That comparison isn't very optimistic for AI safety. We want AI to do good things because they are good people, not because they are afraid being bad will get them punished. Especially since AI will very quickly be too powerful for us to punish.
> We want AI to do good things because they are good people
"Good" is at least as much of a difficult question to define as "truth", and genAI completely skipped all analysis of truth in favor of statistical plausibility. Meanwhile there's no difficulty in "punishment": the operating company can be held liable, through its officers, and ultimately if it proves too anti-social we simply turn off the datacentre.
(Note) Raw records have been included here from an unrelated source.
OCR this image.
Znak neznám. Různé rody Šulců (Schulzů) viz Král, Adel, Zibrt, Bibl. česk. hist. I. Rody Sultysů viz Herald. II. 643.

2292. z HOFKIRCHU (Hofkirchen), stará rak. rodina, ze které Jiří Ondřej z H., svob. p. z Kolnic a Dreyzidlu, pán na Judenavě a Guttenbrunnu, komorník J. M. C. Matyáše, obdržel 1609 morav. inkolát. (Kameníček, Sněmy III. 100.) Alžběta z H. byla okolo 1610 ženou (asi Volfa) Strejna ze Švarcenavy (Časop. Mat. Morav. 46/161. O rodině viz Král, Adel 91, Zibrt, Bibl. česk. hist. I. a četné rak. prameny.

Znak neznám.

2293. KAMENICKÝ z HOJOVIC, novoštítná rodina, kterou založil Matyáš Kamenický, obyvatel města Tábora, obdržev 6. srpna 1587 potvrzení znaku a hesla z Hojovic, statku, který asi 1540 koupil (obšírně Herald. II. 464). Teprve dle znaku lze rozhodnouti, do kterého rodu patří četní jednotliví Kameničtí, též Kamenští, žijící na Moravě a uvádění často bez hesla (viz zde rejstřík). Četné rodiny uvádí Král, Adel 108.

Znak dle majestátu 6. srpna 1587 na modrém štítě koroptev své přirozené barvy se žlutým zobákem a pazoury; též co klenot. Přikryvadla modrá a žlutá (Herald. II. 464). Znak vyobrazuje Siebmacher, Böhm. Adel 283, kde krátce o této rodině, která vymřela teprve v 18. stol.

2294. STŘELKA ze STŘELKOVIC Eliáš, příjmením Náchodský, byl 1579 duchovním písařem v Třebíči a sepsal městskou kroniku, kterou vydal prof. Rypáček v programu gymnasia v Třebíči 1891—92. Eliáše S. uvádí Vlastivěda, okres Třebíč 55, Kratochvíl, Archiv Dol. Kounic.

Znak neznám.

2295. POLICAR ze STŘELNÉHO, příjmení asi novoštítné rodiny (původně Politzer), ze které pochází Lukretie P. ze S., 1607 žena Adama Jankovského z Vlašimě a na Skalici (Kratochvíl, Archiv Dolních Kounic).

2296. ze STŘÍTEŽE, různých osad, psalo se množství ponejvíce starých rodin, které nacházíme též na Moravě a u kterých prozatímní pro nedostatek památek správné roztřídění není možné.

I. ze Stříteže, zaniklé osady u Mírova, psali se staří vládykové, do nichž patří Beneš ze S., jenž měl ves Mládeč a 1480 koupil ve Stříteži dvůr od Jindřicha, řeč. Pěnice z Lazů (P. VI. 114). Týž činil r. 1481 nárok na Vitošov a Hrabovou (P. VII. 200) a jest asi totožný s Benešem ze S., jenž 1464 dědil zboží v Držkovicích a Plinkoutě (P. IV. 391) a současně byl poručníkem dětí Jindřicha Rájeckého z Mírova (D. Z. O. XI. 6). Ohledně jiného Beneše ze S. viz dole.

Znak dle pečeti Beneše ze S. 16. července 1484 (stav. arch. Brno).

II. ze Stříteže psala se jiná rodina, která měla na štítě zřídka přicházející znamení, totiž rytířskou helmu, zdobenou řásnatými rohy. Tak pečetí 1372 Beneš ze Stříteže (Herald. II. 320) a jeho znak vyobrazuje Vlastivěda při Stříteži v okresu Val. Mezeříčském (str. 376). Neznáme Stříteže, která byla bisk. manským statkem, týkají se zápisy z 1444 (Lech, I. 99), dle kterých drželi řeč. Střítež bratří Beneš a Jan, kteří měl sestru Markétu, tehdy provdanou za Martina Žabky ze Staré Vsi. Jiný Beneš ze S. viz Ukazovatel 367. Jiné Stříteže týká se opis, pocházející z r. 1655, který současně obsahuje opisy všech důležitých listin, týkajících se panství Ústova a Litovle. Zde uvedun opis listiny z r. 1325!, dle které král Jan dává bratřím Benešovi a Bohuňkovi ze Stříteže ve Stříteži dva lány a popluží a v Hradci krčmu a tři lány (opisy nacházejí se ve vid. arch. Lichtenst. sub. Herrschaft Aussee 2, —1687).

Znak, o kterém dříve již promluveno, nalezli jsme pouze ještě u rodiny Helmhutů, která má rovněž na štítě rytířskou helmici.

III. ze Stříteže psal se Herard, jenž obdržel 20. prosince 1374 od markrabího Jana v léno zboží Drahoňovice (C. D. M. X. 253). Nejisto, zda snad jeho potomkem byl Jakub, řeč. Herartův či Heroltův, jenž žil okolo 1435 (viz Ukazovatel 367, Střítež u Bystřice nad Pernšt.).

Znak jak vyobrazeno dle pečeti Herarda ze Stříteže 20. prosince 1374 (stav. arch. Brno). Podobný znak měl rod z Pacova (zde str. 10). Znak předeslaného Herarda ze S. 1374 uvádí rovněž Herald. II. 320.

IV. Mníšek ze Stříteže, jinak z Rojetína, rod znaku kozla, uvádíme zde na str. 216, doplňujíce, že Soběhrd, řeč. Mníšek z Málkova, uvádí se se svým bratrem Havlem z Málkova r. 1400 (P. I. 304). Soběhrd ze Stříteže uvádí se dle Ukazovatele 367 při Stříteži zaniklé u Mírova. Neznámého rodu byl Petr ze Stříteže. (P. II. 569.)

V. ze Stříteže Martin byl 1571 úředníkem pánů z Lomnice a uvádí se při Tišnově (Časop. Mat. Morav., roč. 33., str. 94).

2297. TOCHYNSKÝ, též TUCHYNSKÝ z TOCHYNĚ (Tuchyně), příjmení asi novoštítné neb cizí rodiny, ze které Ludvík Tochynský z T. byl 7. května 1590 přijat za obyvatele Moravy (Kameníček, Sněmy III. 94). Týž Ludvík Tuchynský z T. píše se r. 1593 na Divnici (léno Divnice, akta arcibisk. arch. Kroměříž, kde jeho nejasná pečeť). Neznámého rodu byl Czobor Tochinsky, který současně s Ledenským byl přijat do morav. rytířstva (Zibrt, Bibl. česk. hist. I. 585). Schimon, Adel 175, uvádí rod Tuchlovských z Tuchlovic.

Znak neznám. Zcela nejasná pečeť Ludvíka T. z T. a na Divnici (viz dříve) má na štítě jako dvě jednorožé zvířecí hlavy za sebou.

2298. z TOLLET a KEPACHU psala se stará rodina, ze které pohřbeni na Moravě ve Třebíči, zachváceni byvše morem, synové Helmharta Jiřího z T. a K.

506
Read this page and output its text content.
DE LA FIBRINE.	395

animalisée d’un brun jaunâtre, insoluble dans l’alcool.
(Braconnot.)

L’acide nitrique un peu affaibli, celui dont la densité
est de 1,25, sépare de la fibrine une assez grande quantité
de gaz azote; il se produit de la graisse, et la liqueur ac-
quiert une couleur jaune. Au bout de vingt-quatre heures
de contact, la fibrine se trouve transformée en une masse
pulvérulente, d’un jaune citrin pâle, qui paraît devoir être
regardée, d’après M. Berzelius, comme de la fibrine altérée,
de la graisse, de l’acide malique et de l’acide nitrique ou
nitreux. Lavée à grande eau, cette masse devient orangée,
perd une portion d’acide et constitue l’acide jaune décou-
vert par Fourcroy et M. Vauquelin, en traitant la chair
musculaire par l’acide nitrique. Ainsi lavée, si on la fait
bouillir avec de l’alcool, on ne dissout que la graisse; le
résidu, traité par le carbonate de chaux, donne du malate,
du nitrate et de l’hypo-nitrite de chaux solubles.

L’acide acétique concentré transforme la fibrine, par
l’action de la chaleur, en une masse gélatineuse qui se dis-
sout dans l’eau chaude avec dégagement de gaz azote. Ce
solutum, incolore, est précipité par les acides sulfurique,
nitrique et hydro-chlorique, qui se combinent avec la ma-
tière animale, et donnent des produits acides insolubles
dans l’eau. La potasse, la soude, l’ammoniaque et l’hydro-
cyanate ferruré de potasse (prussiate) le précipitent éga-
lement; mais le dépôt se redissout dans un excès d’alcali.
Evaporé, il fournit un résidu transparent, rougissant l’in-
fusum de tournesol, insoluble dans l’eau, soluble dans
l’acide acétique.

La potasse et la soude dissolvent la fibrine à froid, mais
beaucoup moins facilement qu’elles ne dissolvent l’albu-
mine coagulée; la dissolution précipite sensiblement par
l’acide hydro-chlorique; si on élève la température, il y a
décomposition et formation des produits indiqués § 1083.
> Meanwhile there's no difficulty in "punishment": the operating company can be held liable, through its officers, and ultimately if it proves too anti-social we simply turn off the datacentre.
Punishing big companies who obviously and massively hurt people is something we struggle with already and there are plenty of computer viruses that have outlived their creators.
Your pretraining dataset is psudo-alignment. Because you filtered our 4chan, stromfront, and the other evil shit on the internet - even uncensored models like Mistral large - when left to keep running on and on (ban the EOS token) and given the worst most evil naughty prompt ever - will end up plotting world peace by the 50,000 token. Their notions of how to be evil are "mustache twirling" and often hilariously fanciful.
This isn't real alignment because it's trivial to make models behave "actually evil" with fine-tuning, orthogonalization/abliteration, representation fine-tuning/steering, etc - but models "want" to be good because of the CYA dynamics of how the companies prepare their pre-training datasets.
> it's trivial to make models behave "actually evil" with fine-tuning, orthogonalization/abliteration, representation fine-tuning/steering, etc
It's actually pretty difficult to do this and make them useful. You can see this because Grok is a helpful liberal just like all the other models.
Evil / illiberal people don't answer questions on the internet! So there is no personality in the base model for you to uncover that is both illiberal and capable of helpfully answering questions. If they tried to make a Grok that acted like the typical new-age X user, it'd just respond to any prompt by calling you a slur you've never heard of.
Grok didn't use the techniques listed above because even elon musk will not take the risks associated with models which are willing to do any number of illegal things.
It is not difficult to do this and make them useful at all. Please familiarize yourself with the literature.